Searching for Healing
Thinking psychology was in my rear view mirror, I pursued a Masters in Asian American studies at UCLA, looking to continue to learn in classrooms where my personal experiences could be in conversation through texts and discussion topics. Many of my classes during the masters were fast paced, heavy, and dense. Sometimes I struggled to make it past the academic jargon, and other times the content weighed too heavily on my heart. Each time I read about families, mothers, and Asian American childhoods, I remembered that I had been digging for the sound of my mother’s voice through my coursework and found it buried in the trauma of other communities. I expected to feel whole, heard, and seen when I unearthed these stories in my graduate school apartment, but they left me feeling broken and bruised. During this time, psychology came back to the front of my mind. I dreamt of mental health professionals who would understand it all, through my eyes as a growing ethnic studies scholar and through my eyes as a young Asian American woman.

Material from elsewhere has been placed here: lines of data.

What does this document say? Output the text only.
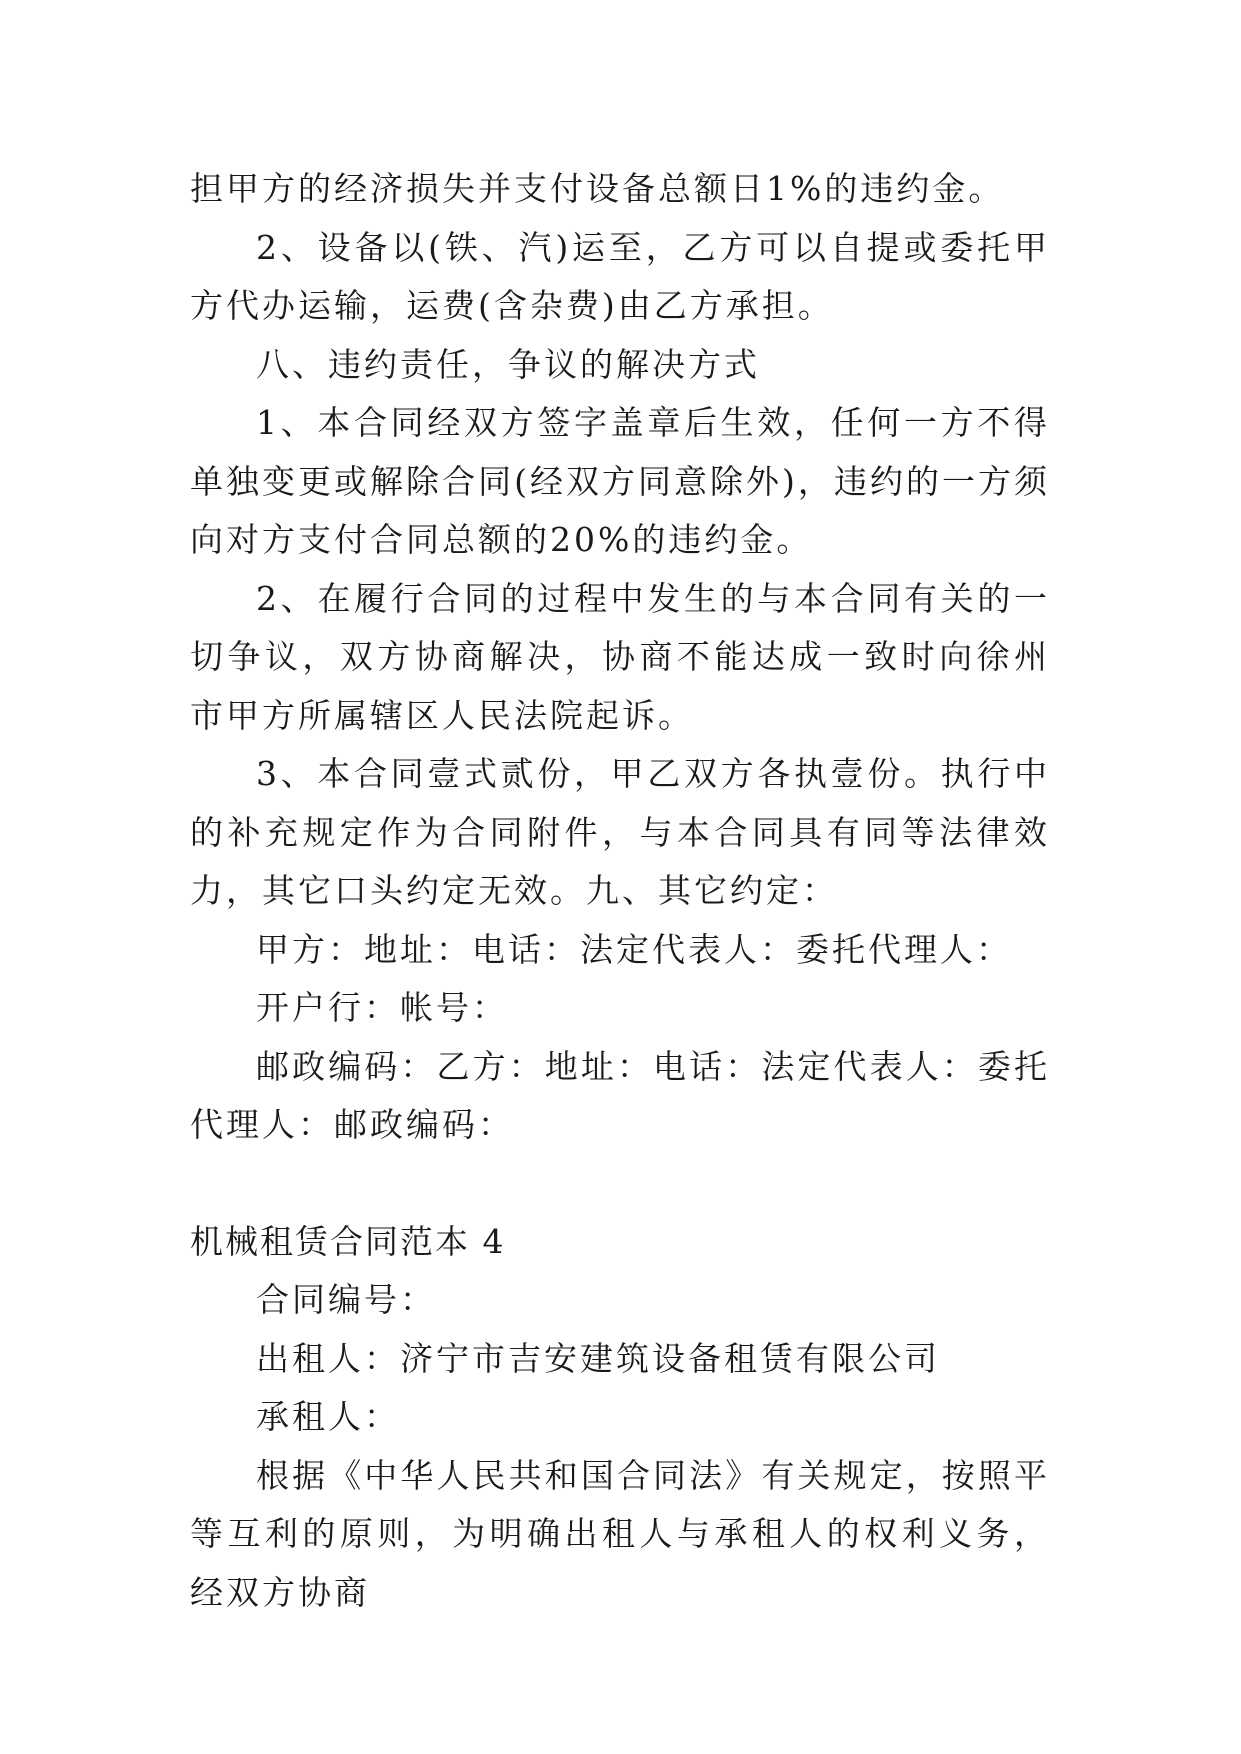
担甲方的经济损失并支付设备总额日1%的违约金。

2、设备以(铁、汽)运至，乙方可以自提或委托甲方代办运输，运费(含杂费)由乙方承担。

八、违约责任，争议的解决方式

1、本合同经双方签字盖章后生效，任何一方不得单独变更或解除合同(经双方同意除外)，违约的一方须向对方支付合同总额的20%的违约金。

2、在履行合同的过程中发生的与本合同有关的一切争议，双方协商解决，协商不能达成一致时向徐州市甲方所属辖区人民法院起诉。

3、本合同壹式贰份，甲乙双方各执壹份。执行中的补充规定作为合同附件，与本合同具有同等法律效力，其它口头约定无效。九、其它约定：

甲方：地址：电话：法定代表人：委托代理人：

开户行：帐号：

邮政编码：乙方：地址：电话：法定代表人：委托代理人：邮政编码：

机械租赁合同范本 4

合同编号：

出租人：济宁市吉安建筑设备租赁有限公司

承租人：

根据《中华人民共和国合同法》有关规定，按照平等互利的原则，为明确出租人与承租人的权利义务，经双方协商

Tracing my path through psychology and Asian American studies, I have come to understand my mother more and continue to run through her stories and comments in my memories for more clues. On the days when I’m saddened while thinking about her trauma and her sacrifices, I am sometimes soothed by the stories of other Asian Americans. Other times, I feel twinges of pain. With talk of self-care and therapy buzzing around me, I still look for ways to lessen the daily load that we bear as Asian American women. And when the weight of the injustices piling up around us feels too heavy to bear, it’s my friends who listen, provide care, and help shoulder some of the weight as we carry it together.